Boat patrols could return to police Exe's 'boy racers'
PUBLISHED: 09:26 18 November 2014 | UPDATED: 09:26 18 November 2014
(c) copyright citizenside.com
Boat patrols could be reinstated on the River Exe to catch speeding vessels on the waterway.
Marina residents want a ban on jet-skis because of noise, environmental concerns and ‘anti-social behaviour’ by some users.
But district chiefs say there are no ‘quick and easy’ solutions and enforcement was the problem.
East Devon District Council (EDDC) is in talks with Exeter City Council and Teignbridge council over the future management of the river.
Councillor Pat Graham, a member of the Exe Estuary Management Partnership, said: “I do hear one or two murmurings that maybe they [jet-skis] could be banned altogether.
“There are one or two people [on the partnership] who are coming round to this way of thinking.
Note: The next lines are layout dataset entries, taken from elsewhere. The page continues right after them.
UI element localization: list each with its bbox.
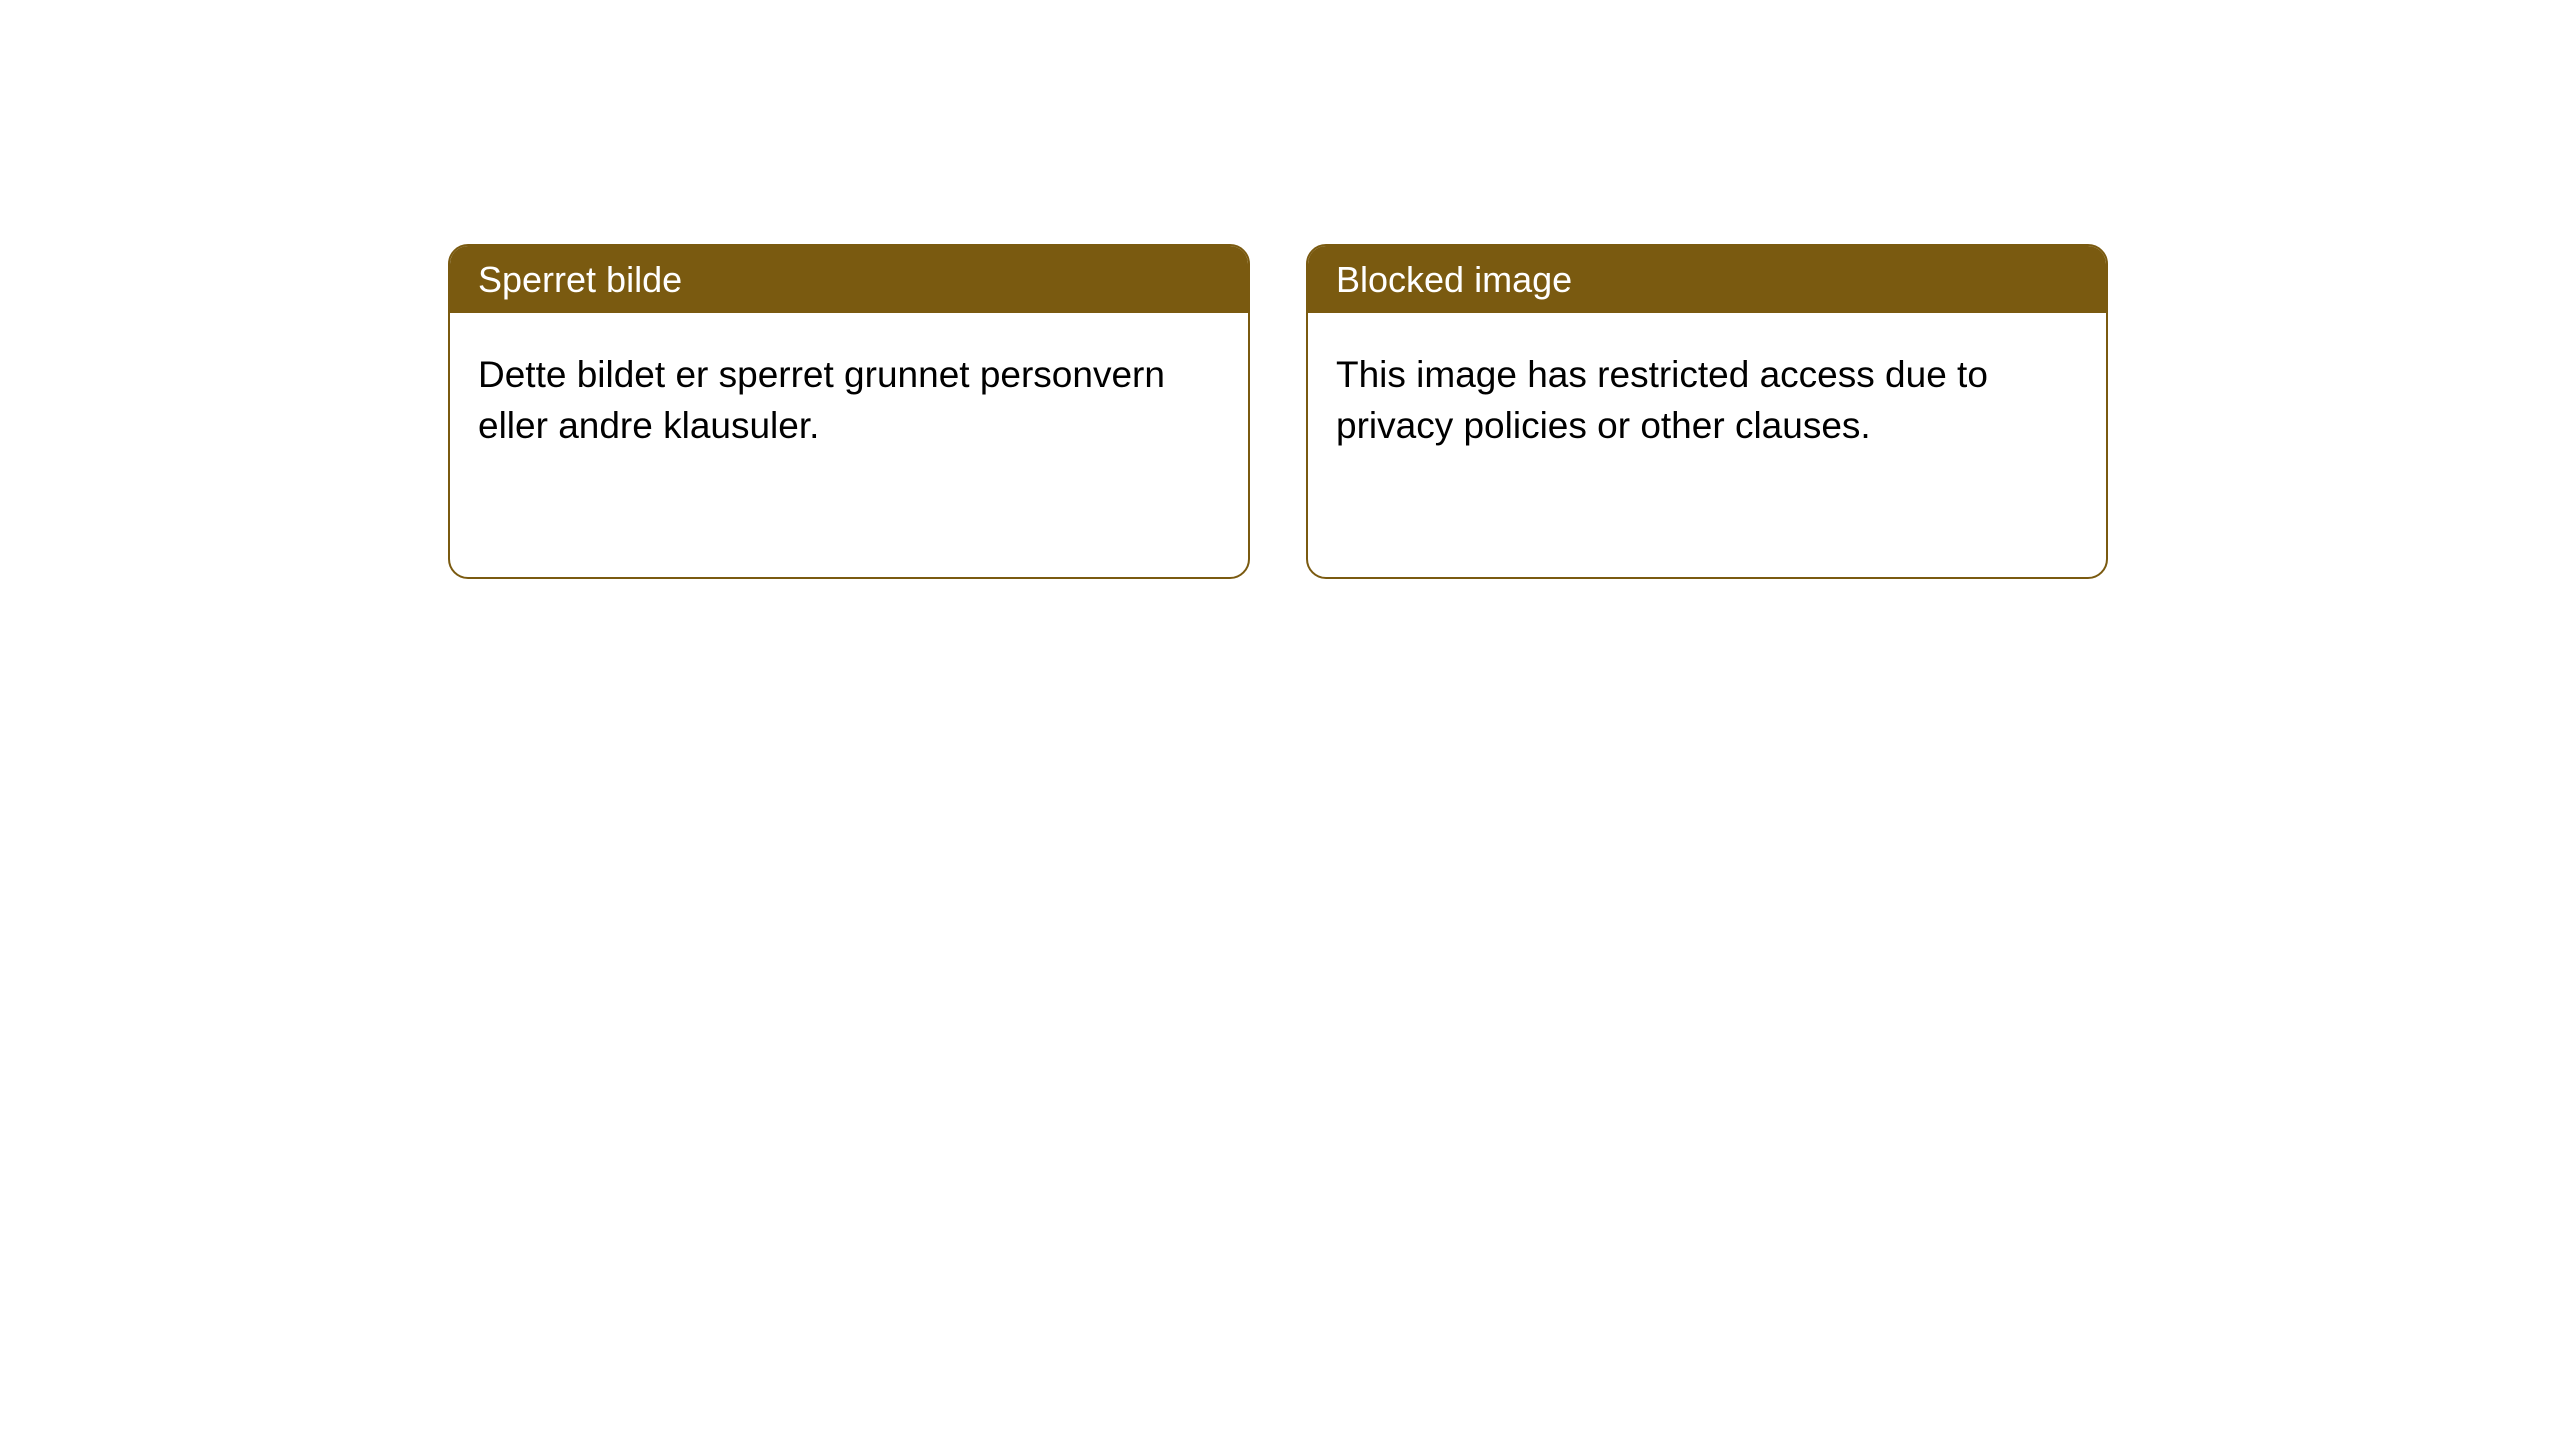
card-header: Blocked image (1308, 246, 2106, 313)
card-header: Sperret bilde (450, 246, 1248, 313)
card-body: This image has restricted access due to … (1308, 313, 2106, 479)
card-title: Blocked image (1336, 259, 1572, 300)
blocked-image-card-en: Blocked image This image has restricted … (1306, 244, 2108, 579)
notice-card-container: Sperret bilde Dette bildet er sperret gr… (0, 0, 2560, 579)
blocked-image-card-no: Sperret bilde Dette bildet er sperret gr… (448, 244, 1250, 579)
card-body-text: This image has restricted access due to … (1336, 354, 1988, 446)
card-body-text: Dette bildet er sperret grunnet personve… (478, 354, 1165, 446)
card-title: Sperret bilde (478, 259, 682, 300)
card-body: Dette bildet er sperret grunnet personve… (450, 313, 1248, 479)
“It seems Teignbridge and EDDC are in talks about what Exeter city’s responsibilities on the Exe are going to be.
“And it seems that they are coming around to the idea that it’s time they took up patrolling the Exe.”
An EDDC spokesman said that a new byelaw was ‘not the remedy of choice’ and would require the consent of the two other councils, adding: “We would also need to consult with water users before coming up with suitable tripartite regulations.”
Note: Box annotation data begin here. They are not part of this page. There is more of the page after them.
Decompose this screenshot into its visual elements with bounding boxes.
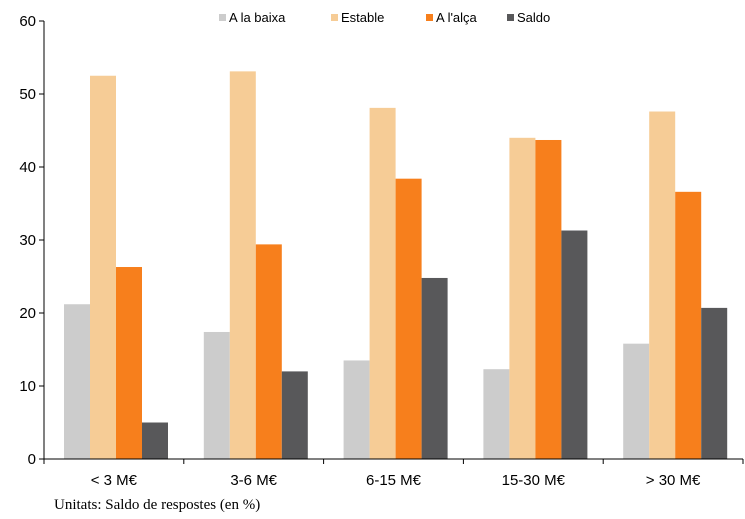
x-tick-label: < 3 M€	[91, 472, 138, 489]
bars	[64, 71, 728, 460]
legend-swatch-a-l-al-a	[426, 14, 433, 21]
legend-swatch-a-la-baixa	[219, 14, 226, 21]
bar-a-la-baixa-6-15-m	[343, 360, 370, 459]
y-tick-label: 20	[19, 305, 36, 322]
y-tick-label: 30	[19, 232, 36, 249]
bar-a-la-baixa-3-6-m	[203, 331, 230, 459]
x-tick-label: > 30 M€	[646, 472, 701, 489]
y-tick-label: 40	[19, 159, 36, 176]
bar-a-la-baixa-30-m	[623, 343, 650, 459]
bar-a-l-al-a-3-m	[116, 267, 142, 459]
bar-estable-30-m	[649, 111, 676, 460]
bar-saldo-3-m	[142, 422, 168, 459]
bar-a-l-al-a-3-6-m	[255, 244, 282, 459]
bar-a-la-baixa-3-m	[64, 304, 90, 459]
bar-estable-6-15-m	[369, 107, 396, 460]
legend-swatch-saldo	[507, 14, 514, 21]
units-footnote: Unitats: Saldo de respostes (en %)	[54, 497, 261, 513]
y-tick-label: 50	[19, 86, 36, 103]
legend-label-a-l-al-a: A l'alça	[436, 10, 478, 25]
x-tick-label: 3-6 M€	[230, 472, 277, 489]
bar-a-l-al-a-30-m	[675, 191, 702, 459]
bar-saldo-30-m	[701, 307, 728, 459]
x-tick-label: 15-30 M€	[502, 472, 566, 489]
bar-estable-3-6-m	[229, 71, 256, 460]
legend: A la baixa Estable A l'alça Saldo	[219, 10, 550, 25]
y-tick-label: 0	[28, 451, 36, 468]
bar-saldo-15-30-m	[561, 230, 588, 459]
bar-saldo-6-15-m	[421, 277, 448, 459]
y-tick-label: 10	[19, 378, 36, 395]
legend-label-estable: Estable	[341, 10, 384, 25]
x-tick-label: 6-15 M€	[366, 472, 422, 489]
bar-a-l-al-a-6-15-m	[395, 178, 422, 459]
x-axis: < 3 M€ 3-6 M€ 6-15 M€ 15-30 M€ > 30 M€	[43, 458, 744, 489]
bar-estable-15-30-m	[509, 137, 536, 460]
y-tick-label: 60	[19, 13, 36, 30]
legend-label-a-la-baixa: A la baixa	[229, 10, 286, 25]
legend-swatch-estable	[331, 14, 338, 21]
y-axis: 0 10 20 30 40 50 60	[19, 13, 45, 468]
legend-label-saldo: Saldo	[517, 10, 550, 25]
bar-chart: A la baixa Estable A l'alça Saldo 0 10 20 30 40…	[19, 10, 744, 489]
bar-a-la-baixa-15-30-m	[483, 369, 510, 459]
bar-a-l-al-a-15-30-m	[535, 139, 562, 460]
bar-saldo-3-6-m	[281, 371, 308, 459]
bar-estable-3-m	[90, 75, 116, 459]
He said that a byelaw limiting the speed of craft on the water already existed – but could only be enforced if staff with the right training and equipment were available. “The same applies to a rule banning craft from a particular spot – especially when it is a popular and rational choice with owners,” he said.
“EDDC’s preference has been to educate jet-ski users through our part-time beach safety officer and also to encourage the jet-ski fraternity to police themselves.”
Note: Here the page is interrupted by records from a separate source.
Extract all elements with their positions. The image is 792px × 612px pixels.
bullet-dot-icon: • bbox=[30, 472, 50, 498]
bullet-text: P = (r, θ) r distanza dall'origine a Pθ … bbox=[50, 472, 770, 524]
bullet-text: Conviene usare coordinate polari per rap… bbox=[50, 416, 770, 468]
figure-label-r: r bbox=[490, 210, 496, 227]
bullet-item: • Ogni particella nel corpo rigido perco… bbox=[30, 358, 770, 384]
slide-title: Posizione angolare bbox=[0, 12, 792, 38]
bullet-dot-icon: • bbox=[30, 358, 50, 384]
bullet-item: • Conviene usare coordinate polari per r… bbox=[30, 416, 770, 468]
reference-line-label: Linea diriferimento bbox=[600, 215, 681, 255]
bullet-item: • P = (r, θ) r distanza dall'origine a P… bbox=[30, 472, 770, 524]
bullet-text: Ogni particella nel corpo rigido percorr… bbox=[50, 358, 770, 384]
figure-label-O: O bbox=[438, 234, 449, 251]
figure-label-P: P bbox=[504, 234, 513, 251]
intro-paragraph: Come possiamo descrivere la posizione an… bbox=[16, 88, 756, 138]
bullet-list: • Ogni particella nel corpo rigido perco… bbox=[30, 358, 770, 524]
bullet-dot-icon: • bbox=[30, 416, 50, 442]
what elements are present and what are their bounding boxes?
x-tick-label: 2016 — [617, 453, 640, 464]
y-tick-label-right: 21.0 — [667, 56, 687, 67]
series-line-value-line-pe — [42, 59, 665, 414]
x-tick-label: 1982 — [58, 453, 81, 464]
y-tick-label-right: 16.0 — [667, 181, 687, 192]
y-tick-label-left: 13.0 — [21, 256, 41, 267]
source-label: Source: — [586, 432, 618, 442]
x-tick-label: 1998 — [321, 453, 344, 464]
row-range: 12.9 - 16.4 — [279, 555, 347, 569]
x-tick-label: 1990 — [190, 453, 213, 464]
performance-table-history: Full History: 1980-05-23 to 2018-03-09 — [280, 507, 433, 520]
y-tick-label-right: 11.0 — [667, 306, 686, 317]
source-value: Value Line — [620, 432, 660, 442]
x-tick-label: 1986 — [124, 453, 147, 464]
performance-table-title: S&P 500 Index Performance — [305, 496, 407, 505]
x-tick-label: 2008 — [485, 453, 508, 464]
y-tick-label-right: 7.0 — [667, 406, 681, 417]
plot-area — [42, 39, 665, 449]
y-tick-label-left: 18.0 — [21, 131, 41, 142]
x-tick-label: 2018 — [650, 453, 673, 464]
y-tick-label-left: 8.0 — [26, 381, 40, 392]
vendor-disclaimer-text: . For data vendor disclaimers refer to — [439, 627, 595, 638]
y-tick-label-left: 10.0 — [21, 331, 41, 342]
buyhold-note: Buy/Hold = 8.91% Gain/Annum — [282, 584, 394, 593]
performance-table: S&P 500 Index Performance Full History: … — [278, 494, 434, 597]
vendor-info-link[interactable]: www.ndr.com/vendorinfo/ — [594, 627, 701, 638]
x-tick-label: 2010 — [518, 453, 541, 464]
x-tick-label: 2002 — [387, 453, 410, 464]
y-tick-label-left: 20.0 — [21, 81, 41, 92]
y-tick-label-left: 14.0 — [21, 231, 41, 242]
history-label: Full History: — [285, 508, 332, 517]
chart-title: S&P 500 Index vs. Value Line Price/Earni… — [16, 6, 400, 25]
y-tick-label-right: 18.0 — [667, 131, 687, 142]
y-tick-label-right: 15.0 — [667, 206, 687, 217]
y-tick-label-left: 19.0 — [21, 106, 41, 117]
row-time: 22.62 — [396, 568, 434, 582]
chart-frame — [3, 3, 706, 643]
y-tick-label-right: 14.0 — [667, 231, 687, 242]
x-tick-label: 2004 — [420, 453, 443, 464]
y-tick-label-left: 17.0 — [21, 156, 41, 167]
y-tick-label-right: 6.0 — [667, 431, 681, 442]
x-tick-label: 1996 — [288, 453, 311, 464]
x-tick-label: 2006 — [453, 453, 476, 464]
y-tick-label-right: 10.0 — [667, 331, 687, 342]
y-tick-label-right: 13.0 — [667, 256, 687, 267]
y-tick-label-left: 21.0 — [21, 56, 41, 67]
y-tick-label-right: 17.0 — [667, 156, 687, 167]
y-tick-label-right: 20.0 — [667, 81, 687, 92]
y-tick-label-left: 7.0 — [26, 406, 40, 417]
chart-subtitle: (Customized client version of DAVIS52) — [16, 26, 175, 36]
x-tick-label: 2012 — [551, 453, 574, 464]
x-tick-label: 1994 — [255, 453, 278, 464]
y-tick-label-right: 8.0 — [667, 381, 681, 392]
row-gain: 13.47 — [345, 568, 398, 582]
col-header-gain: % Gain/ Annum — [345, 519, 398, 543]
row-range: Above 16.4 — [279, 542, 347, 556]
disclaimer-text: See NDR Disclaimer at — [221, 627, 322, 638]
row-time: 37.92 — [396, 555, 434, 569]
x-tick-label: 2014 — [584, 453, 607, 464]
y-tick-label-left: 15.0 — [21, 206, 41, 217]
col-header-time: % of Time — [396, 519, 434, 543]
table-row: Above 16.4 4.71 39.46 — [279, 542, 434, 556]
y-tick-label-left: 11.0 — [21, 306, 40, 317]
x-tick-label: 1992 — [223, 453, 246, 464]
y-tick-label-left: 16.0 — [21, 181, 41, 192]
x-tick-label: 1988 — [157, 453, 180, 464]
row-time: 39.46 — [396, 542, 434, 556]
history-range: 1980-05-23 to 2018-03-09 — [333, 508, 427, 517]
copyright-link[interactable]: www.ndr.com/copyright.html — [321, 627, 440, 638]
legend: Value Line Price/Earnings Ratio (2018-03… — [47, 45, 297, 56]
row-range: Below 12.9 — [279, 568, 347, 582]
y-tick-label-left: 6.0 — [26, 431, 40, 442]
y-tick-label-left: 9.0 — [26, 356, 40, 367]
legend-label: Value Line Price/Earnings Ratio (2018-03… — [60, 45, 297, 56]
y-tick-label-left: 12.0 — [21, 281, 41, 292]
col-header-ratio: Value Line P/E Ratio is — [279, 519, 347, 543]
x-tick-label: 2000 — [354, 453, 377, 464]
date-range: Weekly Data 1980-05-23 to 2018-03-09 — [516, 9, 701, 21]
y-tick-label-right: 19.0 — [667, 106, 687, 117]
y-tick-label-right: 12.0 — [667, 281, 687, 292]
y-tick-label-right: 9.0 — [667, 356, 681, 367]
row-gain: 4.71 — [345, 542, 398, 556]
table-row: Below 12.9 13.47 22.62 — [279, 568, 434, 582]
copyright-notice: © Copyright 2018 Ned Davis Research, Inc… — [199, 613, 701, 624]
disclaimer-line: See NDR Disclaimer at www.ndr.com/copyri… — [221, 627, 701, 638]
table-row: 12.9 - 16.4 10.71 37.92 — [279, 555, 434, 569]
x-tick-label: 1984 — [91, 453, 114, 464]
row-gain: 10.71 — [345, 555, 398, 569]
He said Shelly Beach was the best place to launch jet-skis, but once the new Mamhead Slipway was completed next year the council would ‘encourage’ water-users to use that instead.
He added: “We will continue to encourage jet-ski users to behave responsibly through education and peer-group pressure, under a voluntary code of conduct, rather than regulation.
“We ask residents to be patient as we seek a medium-to-long-term solution.”